On 12 May 2000, the Supreme Court of Pakistan ordered Pervez Musharraf to hold general elections by 12 October 2002. On 11 July 2002, the President and Chief Executive of Pakistan, General Pervez Musharraf, announced that general elections for the National Assembly and four Provincial Assemblies would be held on 10 October 2002.

The National and Provincial elections were held on the same day. More than 72 million registered voters aged 18 and above from a population of 140 million, elected members for the 342 National Assembly seats and 728 seats of the four Provincial Assemblies. A total of 2,098 candidates contested for 272 general seats of the National Assembly. The remaining 60 seats were reserved for women and 10 for non-Muslims.

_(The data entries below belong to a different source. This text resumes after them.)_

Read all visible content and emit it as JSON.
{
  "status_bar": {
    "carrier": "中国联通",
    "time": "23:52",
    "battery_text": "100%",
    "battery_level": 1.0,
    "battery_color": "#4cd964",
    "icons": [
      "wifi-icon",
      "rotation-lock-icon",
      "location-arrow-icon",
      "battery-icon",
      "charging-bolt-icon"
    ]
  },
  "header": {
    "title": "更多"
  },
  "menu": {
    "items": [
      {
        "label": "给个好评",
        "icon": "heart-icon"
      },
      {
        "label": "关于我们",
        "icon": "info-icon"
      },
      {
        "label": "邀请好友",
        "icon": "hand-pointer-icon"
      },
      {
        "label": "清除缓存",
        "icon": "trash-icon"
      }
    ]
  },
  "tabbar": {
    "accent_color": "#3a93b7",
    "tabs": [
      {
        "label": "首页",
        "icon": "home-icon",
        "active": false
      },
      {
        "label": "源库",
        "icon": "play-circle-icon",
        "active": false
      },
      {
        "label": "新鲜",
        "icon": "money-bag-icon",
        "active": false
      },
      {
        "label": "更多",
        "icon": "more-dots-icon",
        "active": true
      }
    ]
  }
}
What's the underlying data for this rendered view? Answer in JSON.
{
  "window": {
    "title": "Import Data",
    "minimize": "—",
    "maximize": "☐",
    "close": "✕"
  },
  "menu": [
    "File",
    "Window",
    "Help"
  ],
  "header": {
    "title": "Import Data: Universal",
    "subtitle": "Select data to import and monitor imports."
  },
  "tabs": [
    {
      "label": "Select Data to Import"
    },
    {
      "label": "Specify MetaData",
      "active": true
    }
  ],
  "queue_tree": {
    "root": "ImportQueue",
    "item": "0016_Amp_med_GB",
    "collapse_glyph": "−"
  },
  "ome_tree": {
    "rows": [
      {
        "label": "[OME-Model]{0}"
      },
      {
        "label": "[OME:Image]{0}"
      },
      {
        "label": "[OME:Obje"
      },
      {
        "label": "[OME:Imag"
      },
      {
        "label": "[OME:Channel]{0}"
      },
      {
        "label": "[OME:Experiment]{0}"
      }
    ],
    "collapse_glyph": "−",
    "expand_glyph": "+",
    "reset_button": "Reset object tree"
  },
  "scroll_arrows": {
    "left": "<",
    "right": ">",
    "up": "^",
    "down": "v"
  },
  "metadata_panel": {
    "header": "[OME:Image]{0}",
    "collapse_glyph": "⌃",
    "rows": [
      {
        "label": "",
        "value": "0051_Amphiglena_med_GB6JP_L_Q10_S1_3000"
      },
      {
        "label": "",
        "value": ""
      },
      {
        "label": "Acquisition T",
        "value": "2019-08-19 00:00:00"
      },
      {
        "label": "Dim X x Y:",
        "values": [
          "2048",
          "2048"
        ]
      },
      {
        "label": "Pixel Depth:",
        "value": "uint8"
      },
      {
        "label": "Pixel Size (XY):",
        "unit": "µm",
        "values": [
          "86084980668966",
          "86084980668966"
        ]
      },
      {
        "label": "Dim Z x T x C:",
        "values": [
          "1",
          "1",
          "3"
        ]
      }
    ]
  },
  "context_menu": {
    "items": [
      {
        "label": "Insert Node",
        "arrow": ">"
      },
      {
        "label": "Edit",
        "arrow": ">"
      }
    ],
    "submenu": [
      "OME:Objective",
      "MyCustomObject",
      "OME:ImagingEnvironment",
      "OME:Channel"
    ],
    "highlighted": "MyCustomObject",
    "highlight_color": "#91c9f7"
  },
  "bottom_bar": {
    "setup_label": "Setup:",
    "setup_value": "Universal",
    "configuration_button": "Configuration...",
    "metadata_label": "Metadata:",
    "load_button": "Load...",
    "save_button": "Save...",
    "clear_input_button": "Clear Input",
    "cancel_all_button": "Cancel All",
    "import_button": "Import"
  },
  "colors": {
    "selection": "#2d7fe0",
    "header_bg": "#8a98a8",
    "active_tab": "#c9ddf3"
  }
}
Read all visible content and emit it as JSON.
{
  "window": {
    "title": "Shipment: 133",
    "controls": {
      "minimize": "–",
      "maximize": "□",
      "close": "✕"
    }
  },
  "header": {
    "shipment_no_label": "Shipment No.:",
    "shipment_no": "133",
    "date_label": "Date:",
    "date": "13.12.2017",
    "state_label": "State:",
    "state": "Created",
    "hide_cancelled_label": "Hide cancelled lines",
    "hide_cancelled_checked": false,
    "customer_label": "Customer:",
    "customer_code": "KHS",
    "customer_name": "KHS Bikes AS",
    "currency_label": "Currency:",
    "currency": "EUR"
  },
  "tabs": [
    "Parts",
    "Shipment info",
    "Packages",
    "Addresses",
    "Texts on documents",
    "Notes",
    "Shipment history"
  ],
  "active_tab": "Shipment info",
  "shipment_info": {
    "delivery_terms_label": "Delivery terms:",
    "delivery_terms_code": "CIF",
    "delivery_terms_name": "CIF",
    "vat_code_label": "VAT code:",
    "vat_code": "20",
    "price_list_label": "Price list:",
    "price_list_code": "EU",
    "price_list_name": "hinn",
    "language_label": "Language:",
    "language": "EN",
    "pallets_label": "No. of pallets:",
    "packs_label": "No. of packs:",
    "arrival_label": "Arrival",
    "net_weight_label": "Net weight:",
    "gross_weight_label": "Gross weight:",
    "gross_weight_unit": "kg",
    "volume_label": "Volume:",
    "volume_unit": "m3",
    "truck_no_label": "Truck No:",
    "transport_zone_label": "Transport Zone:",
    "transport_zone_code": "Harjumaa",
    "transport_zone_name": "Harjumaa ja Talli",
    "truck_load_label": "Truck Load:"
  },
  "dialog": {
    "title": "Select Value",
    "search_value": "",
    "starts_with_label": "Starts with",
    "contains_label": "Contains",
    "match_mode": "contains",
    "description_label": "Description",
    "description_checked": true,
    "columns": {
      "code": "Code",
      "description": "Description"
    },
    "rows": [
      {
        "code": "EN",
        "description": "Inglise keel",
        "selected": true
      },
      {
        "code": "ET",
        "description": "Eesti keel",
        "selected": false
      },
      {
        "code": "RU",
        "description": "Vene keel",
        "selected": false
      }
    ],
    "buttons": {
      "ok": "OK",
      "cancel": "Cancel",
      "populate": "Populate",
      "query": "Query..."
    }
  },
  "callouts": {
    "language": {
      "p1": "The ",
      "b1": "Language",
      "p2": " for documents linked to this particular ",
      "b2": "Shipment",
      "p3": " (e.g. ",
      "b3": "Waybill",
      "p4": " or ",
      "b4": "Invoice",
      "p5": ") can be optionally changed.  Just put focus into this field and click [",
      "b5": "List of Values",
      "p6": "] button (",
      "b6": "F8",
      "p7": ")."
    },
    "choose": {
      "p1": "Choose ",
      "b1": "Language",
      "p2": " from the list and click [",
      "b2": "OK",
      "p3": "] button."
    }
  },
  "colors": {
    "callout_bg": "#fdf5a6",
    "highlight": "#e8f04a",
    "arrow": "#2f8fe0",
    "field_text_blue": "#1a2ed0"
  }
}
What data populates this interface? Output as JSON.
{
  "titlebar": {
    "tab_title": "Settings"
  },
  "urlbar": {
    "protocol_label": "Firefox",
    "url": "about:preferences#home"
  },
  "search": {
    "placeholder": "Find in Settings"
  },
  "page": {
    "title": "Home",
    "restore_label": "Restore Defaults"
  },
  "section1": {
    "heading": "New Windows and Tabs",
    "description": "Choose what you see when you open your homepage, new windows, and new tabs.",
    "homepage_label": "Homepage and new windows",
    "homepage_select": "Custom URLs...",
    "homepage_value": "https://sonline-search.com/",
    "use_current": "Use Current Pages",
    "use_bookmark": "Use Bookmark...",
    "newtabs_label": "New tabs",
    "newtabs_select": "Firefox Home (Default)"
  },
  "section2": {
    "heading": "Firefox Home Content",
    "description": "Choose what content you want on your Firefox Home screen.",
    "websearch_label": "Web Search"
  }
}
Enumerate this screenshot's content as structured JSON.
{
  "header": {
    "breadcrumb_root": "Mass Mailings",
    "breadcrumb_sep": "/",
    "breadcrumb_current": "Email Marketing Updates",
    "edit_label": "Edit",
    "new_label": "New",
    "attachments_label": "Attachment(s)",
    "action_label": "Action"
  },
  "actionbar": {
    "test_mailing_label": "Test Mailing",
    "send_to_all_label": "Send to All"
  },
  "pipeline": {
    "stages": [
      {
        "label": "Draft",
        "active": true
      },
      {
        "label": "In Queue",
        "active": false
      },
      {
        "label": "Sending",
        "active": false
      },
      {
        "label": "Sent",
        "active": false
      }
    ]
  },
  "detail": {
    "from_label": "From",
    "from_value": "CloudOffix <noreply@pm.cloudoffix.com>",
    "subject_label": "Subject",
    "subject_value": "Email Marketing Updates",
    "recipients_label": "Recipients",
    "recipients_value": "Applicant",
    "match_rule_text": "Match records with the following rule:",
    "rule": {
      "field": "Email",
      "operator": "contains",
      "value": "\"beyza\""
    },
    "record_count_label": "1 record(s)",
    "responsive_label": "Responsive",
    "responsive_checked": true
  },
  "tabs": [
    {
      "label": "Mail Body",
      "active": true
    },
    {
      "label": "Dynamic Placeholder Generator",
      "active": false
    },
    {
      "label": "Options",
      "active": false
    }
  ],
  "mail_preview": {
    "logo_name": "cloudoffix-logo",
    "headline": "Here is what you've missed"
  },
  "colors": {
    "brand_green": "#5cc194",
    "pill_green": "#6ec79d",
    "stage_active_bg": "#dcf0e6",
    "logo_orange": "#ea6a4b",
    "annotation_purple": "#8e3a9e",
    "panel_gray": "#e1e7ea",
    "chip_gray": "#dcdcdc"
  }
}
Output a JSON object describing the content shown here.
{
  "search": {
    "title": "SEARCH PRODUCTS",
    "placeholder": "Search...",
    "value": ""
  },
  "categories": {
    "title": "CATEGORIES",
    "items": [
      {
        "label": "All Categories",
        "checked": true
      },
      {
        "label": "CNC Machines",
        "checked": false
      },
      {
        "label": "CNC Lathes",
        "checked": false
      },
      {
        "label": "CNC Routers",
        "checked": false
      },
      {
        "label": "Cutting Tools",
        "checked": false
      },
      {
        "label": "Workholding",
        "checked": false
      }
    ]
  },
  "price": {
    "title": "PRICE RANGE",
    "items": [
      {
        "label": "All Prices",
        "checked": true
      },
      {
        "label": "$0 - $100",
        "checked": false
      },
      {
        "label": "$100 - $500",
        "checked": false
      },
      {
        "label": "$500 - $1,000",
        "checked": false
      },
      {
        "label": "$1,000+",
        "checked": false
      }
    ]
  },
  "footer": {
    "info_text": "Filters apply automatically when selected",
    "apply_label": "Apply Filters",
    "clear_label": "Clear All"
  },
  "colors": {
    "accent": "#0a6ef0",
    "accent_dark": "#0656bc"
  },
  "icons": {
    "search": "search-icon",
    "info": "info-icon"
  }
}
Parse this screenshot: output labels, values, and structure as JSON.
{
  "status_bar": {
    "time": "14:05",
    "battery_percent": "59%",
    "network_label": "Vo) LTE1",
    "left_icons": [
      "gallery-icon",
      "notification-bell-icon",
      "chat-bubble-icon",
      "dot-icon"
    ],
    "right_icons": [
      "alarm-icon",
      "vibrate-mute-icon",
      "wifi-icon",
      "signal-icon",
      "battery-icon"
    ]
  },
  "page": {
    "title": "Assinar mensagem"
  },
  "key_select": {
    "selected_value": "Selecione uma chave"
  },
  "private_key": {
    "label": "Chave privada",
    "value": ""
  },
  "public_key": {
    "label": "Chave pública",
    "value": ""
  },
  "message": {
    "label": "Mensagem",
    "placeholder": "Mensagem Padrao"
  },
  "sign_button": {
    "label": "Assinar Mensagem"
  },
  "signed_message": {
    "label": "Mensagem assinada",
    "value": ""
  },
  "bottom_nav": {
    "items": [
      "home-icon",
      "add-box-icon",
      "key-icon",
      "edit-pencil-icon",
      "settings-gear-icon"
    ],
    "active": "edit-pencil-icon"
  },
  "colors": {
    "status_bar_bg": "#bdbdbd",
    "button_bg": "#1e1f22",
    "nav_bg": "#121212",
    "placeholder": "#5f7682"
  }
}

Pakistan Muslim League-Quaid-i-Azam (PML-Q), a faction of the former Pakistan Muslim League (PML) obtained the largest share of seats, 77, but fell short of  majority. The Pakistan People’s Party Parliamentarians (PPP-P) came second with 63 seats. Muttahida Majlis-i-Amal (MMA), an alliance of six Islamist parties, won 45 seats.

On November 19, 2002, Chaudhry Amir Hussain was elected the new Speaker of the National Assembly while on November 21, 2002, Mir Zafarullah Jamali was elected as the 21st Prime Minister of Pakistan by securing 172 votes out of 329 votes. However, he resigned on 26 June 2004 and Chaudhry Shujaat Hussain replaced him as the interim Prime Minister who was later replaced by Shaukat Aziz.

Elections 2008
On 8 November 2007, Musharraf announced that the election would be held by 15 February 2008. Later the election date was changed to occur on or before 9 January 2008. Even later, he suggested 8 January 2008 as the election date. On 15 November, 2007, Mohammad Mian Soomro was appointed as caretaker prime minister at the expiry of the term of the previous government.

The year 2007 saw numerous political crises culminating in the December 27 assassination of former Prime Minister Benazir Bhutto.

Five main parties who contested these elections were:
(1) Pakistan People’s Party
(2) Pakistan Muslim League- Q
(3) Pakistan Muslim League Nawaz
(4) Awami National Party
(5) Mutahidda Qaumi Movement

Now, Pakistanis have another opportunity to send their elected representatives to the parliament through their votes. This time apart from PML (N), PPP, MQM and PML (Q), Imran Khan’s Pakistan Tehreek-e-Insaf is among the major parties that are going to contest the polls. Imran Khan is focusing the youth and is expected to make a major upset in the results.